The most challenging question is whether there is a ”use and enjoyment” override applying to the basic place of supply, which shifts the liability to tax from one country to another. This is an optional provision used in the 27 EU countries, with very little consistency as to how and when it should be applied. The provisions are intended to be for situations where there is non-taxation (e.g. a supply to a bank that may not be able to recover all VAT), rather than fully taxable businesses; however, over-zealous tax authorities may apply the rules broadly and a dispute could take years to resolve.
In countries outside of the EU, the existence of local VAT obligation or irrecoverable VAT should be determined on a country-by-country basis.
As mentioned for corporate tax above, indirect tax is a complex issue where there is a specific physical portion of hardware infrastructure made available. Income may become rental income for property, which shifts the place of supply to the place where the infrastructure is located, rather than where the CSP contracting party is located.
What is new however is the way these services are being sold, with three key factors adding complexity for CSPs, when evaluating their transactions for VAT purposes:
- Service provision within the cloud is moving increasingly from local contract and delivery to true global service models, with single global contracts. This makes it more difficult to answer the question of who sends and receive the service.
Who supplies the service? In a global CSP organization is it the head office that makes the supply, invoices and accounts for the VAT? Or is it the local sales office that has the VAT obligations, as it delivers day-to-day service and manages relationships? It is often intercompany supplies that bring an unexpected cost, with VAT charged on cross-border supplies to support the top CSP contracting party.
Who receives the service? Is the supply made to the customer’s central procurement company? Or does a ”use and ‘enjoyment” override apply, to shift the place of supply to each country of the beneficiary companies of the corporate group, or even, under the principle of ‘usage’, the underlying employees? If the place of supply is overridden, the CSP will have to register and account for local VAT.
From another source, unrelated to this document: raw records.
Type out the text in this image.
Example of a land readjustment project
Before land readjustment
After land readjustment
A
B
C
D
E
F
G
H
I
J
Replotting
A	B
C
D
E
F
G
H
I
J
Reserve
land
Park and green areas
- The pace of technological development and the variety of cloud offerings means that there is very little human intervention required in supplies.
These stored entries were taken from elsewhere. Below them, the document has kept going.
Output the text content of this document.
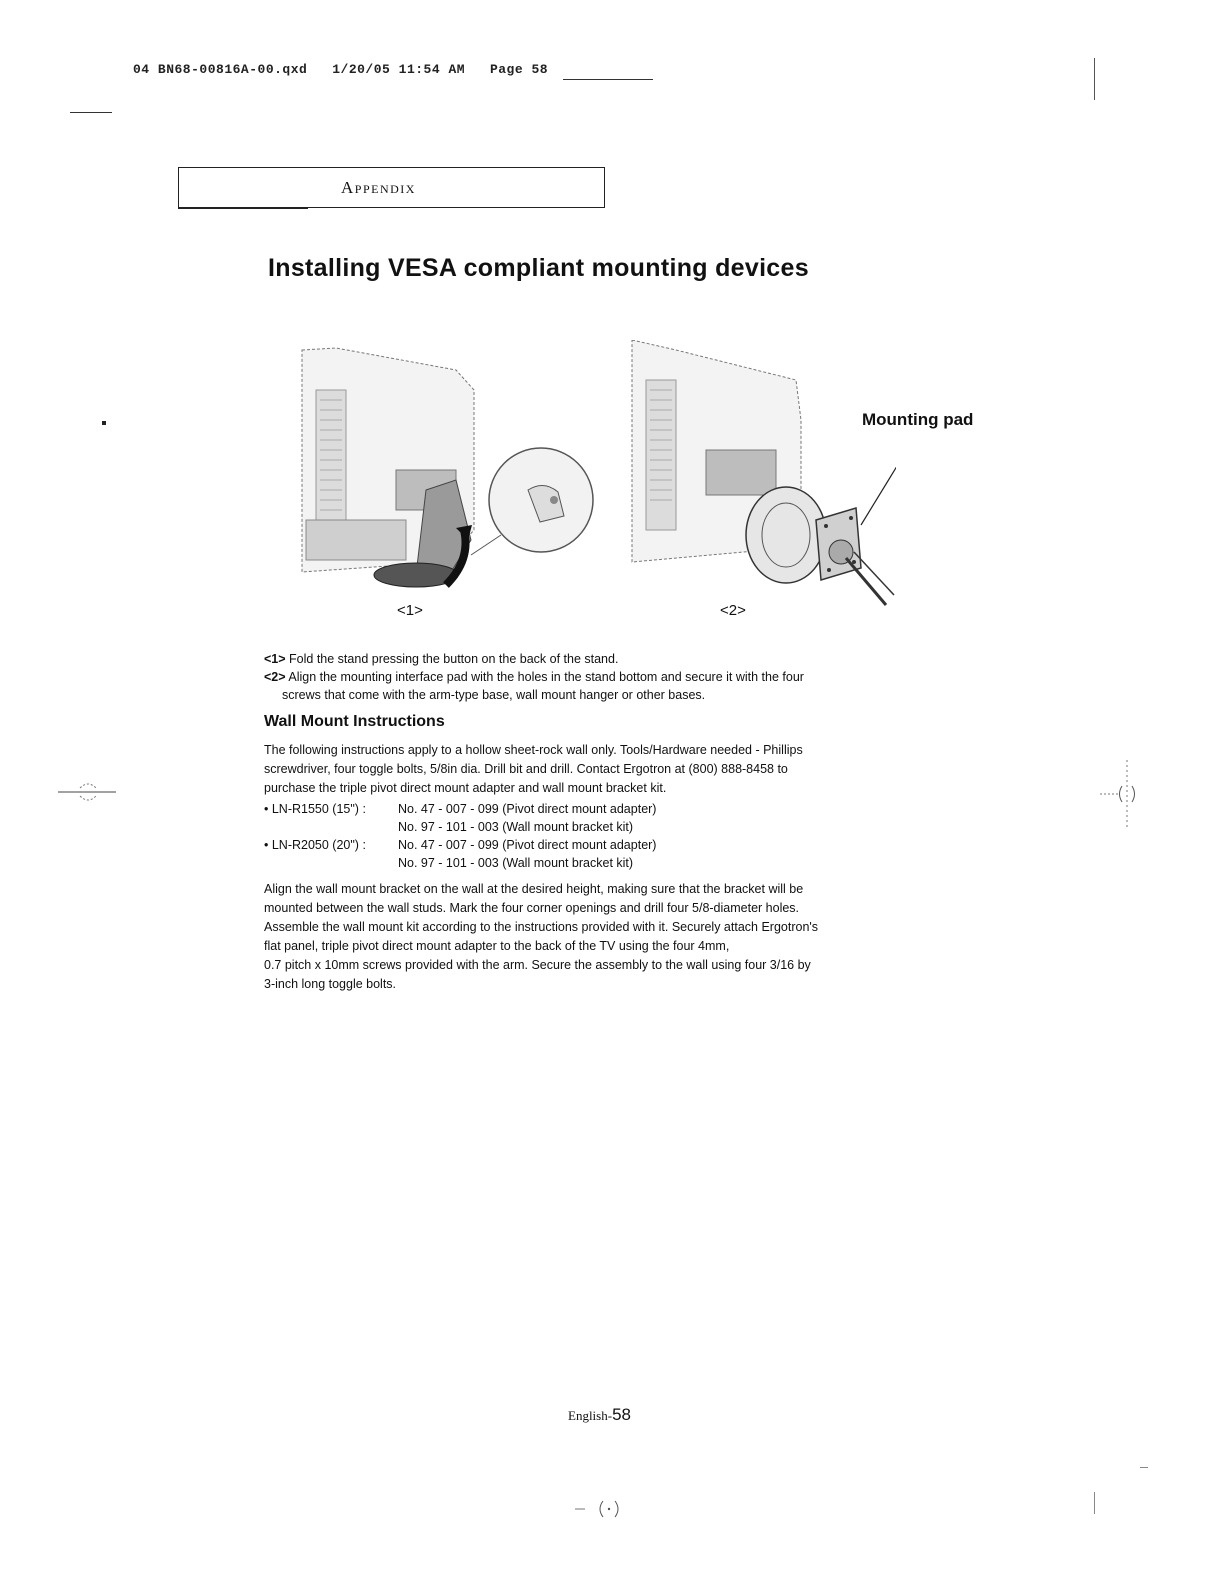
04 BN68-00816A-00.qxd   1/20/05 11:54 AM   Page 58
Appendix
Installing VESA compliant mounting devices
Mounting pad
<1>	<2>
<1> Fold the stand pressing the button on the back of the stand.
<2> Align the mounting interface pad with the holes in the stand bottom and secure it with the four
screws that come with the arm-type base, wall mount hanger or other bases.
Wall Mount Instructions
The following instructions apply to a hollow sheet-rock wall only. Tools/Hardware needed - Phillips
screwdriver, four toggle bolts, 5/8in dia. Drill bit and drill. Contact Ergotron at (800) 888-8458 to
purchase the triple pivot direct mount adapter and wall mount bracket kit.
• LN-R1550 (15") :	No. 47 - 007 - 099 (Pivot direct mount adapter)
No. 97 - 101 - 003 (Wall mount bracket kit)
• LN-R2050 (20") :	No. 47 - 007 - 099 (Pivot direct mount adapter)
No. 97 - 101 - 003 (Wall mount bracket kit)
Align the wall mount bracket on the wall at the desired height, making sure that the bracket will be
mounted between the wall studs. Mark the four corner openings and drill four 5/8-diameter holes.
Assemble the wall mount kit according to the instructions provided with it. Securely attach Ergotron's
flat panel, triple pivot direct mount adapter to the back of the TV using the four 4mm,
0.7 pitch x 10mm screws provided with the arm. Secure the assembly to the wall using four 3/16 by
3-inch long toggle bolts.
English-58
A fixed establishment for VAT purposes has often been easier to create than a permanent establishment for corporate tax purposes. With less need for human resources, it is quite possible that sophisticated technical resources alone could create a fixed establishment, with the associated VAT accounting obligations switched to this establishment.
This becomes more likely when coupled with the new principle of “intervention” in the 27 EU Member States introduced on 1 January 2010. The term “intervention” has yet to be defined, but could be used by some countries as a way of capturing a share of VAT, by arguing that a local agent/company in the global CSP in some way took part and so intervened in the supply, requiring VAT to be charged.
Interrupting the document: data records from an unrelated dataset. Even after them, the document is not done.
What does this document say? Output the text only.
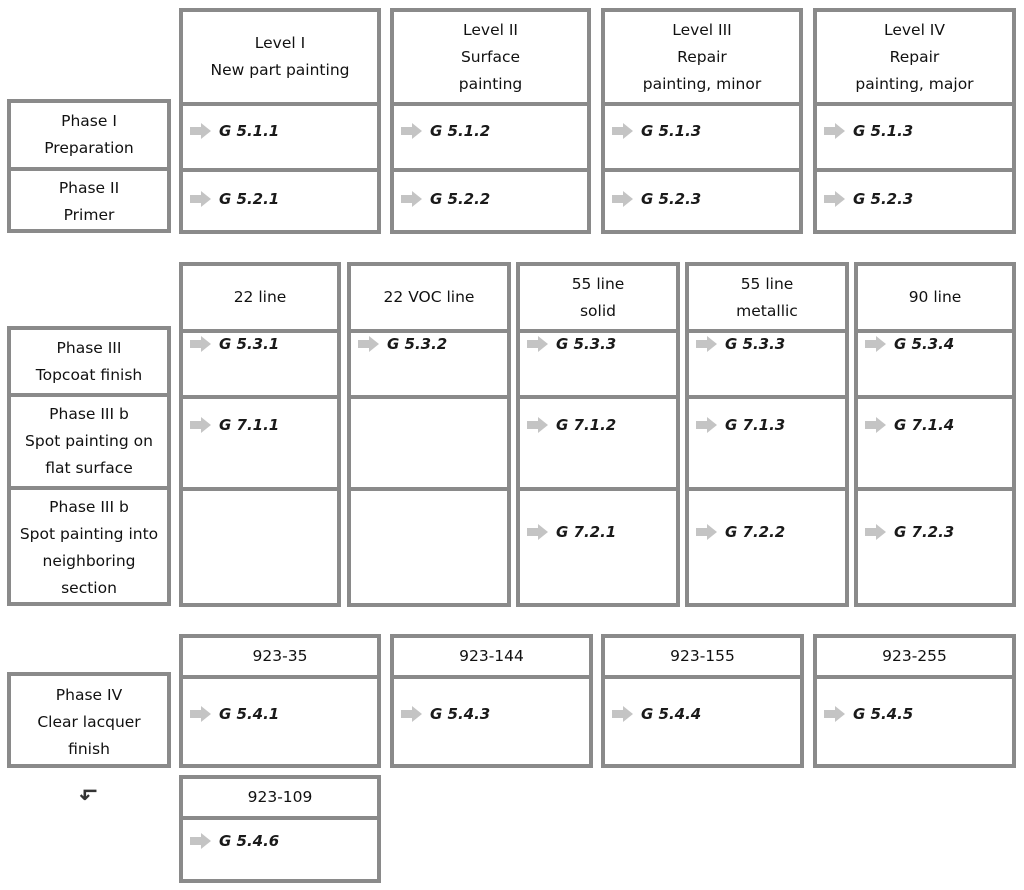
Level I
New part painting
G 5.1.1
G 5.2.1
Level II
Surface
painting
G 5.1.2
G 5.2.2
Level III
Repair
painting, minor
G 5.1.3
G 5.2.3
Level IV
Repair
painting, major
G 5.1.3
G 5.2.3
Phase I
Preparation
Phase II
Primer
22 line
G 5.3.1
G 7.1.1
22 VOC line
G 5.3.2
55 line
solid
G 5.3.3
G 7.1.2
G 7.2.1
55 line
metallic
G 5.3.3
G 7.1.3
G 7.2.2
90 line
G 5.3.4
G 7.1.4
G 7.2.3
Phase III
Topcoat finish
Phase III b
Spot painting on
flat surface
Phase III b
Spot painting into
neighboring
section
923-35
G 5.4.1
923-144
G 5.4.3
923-155
G 5.4.4
923-255
G 5.4.5
923-109
G 5.4.6
Phase IV
Clear lacquer
finish
↳
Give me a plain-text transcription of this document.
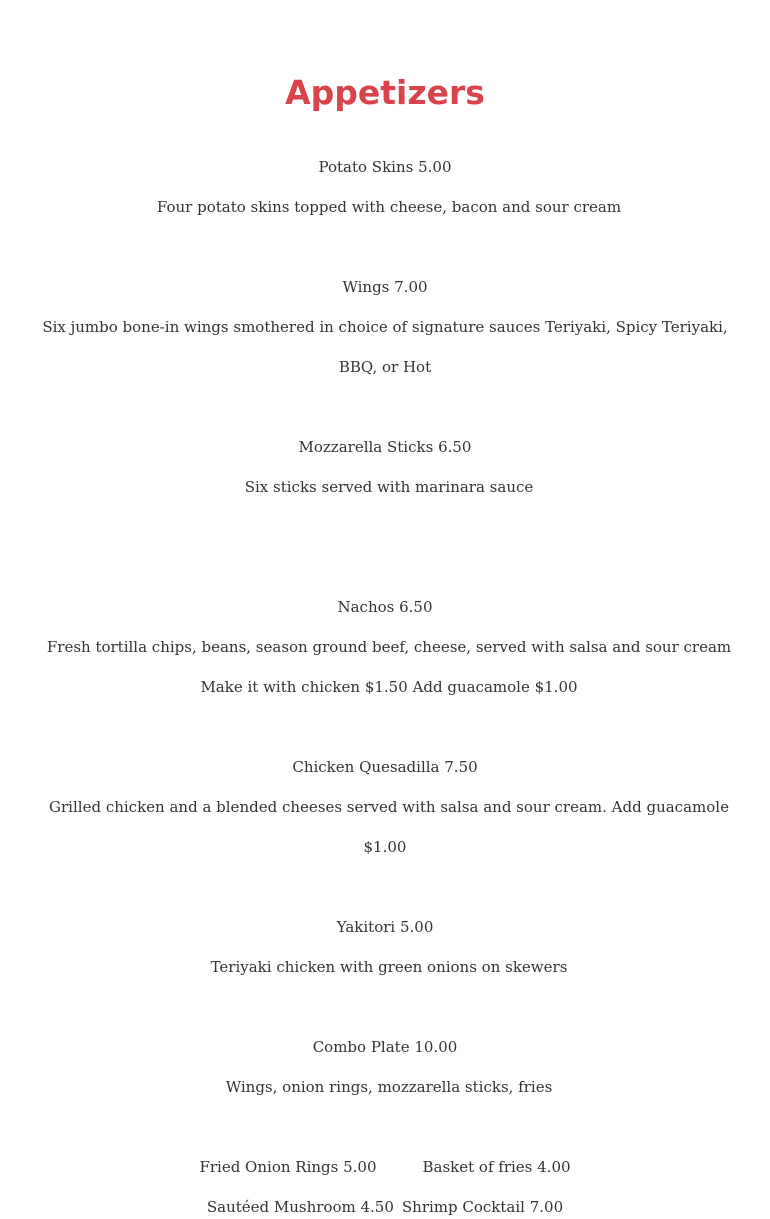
Appetizers
Potato Skins 5.00
Four potato skins topped with cheese, bacon and sour cream
Wings 7.00
Six jumbo bone-in wings smothered in choice of signature sauces Teriyaki, Spicy Teriyaki,
BBQ, or Hot
Mozzarella Sticks 6.50
Six sticks served with marinara sauce
Nachos 6.50
Fresh tortilla chips, beans, season ground beef, cheese, served with salsa and sour cream
Make it with chicken $1.50 Add guacamole $1.00
Chicken Quesadilla 7.50
Grilled chicken and a blended cheeses served with salsa and sour cream. Add guacamole
$1.00
Yakitori 5.00
Teriyaki chicken with green onions on skewers
Combo Plate 10.00
Wings, onion rings, mozzarella sticks, fries
Fried Onion Rings 5.00	Basket of fries 4.00
Sautéed Mushroom 4.50 Shrimp Cocktail 7.00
- The natural extension of cloud computing is to the consumer market.
CSPs move from a wholesale market (where VAT is often seen as a “flow through” because it is recoverable (except in the case of banks, insurance companies, charities)) to one where the end VAT decision and cost is theirs. Particularly in Europe, where prices to consumers must be quoted as VAT inclusive, the rate of VAT charged starts to influence margin and profitability. Therefore CSPs should consider supplying from low-rate countries to minimize.
1Clarification of the application of the permanent establishment definition in e-commerce: changes to the commentary on the model tax convention on Article 5.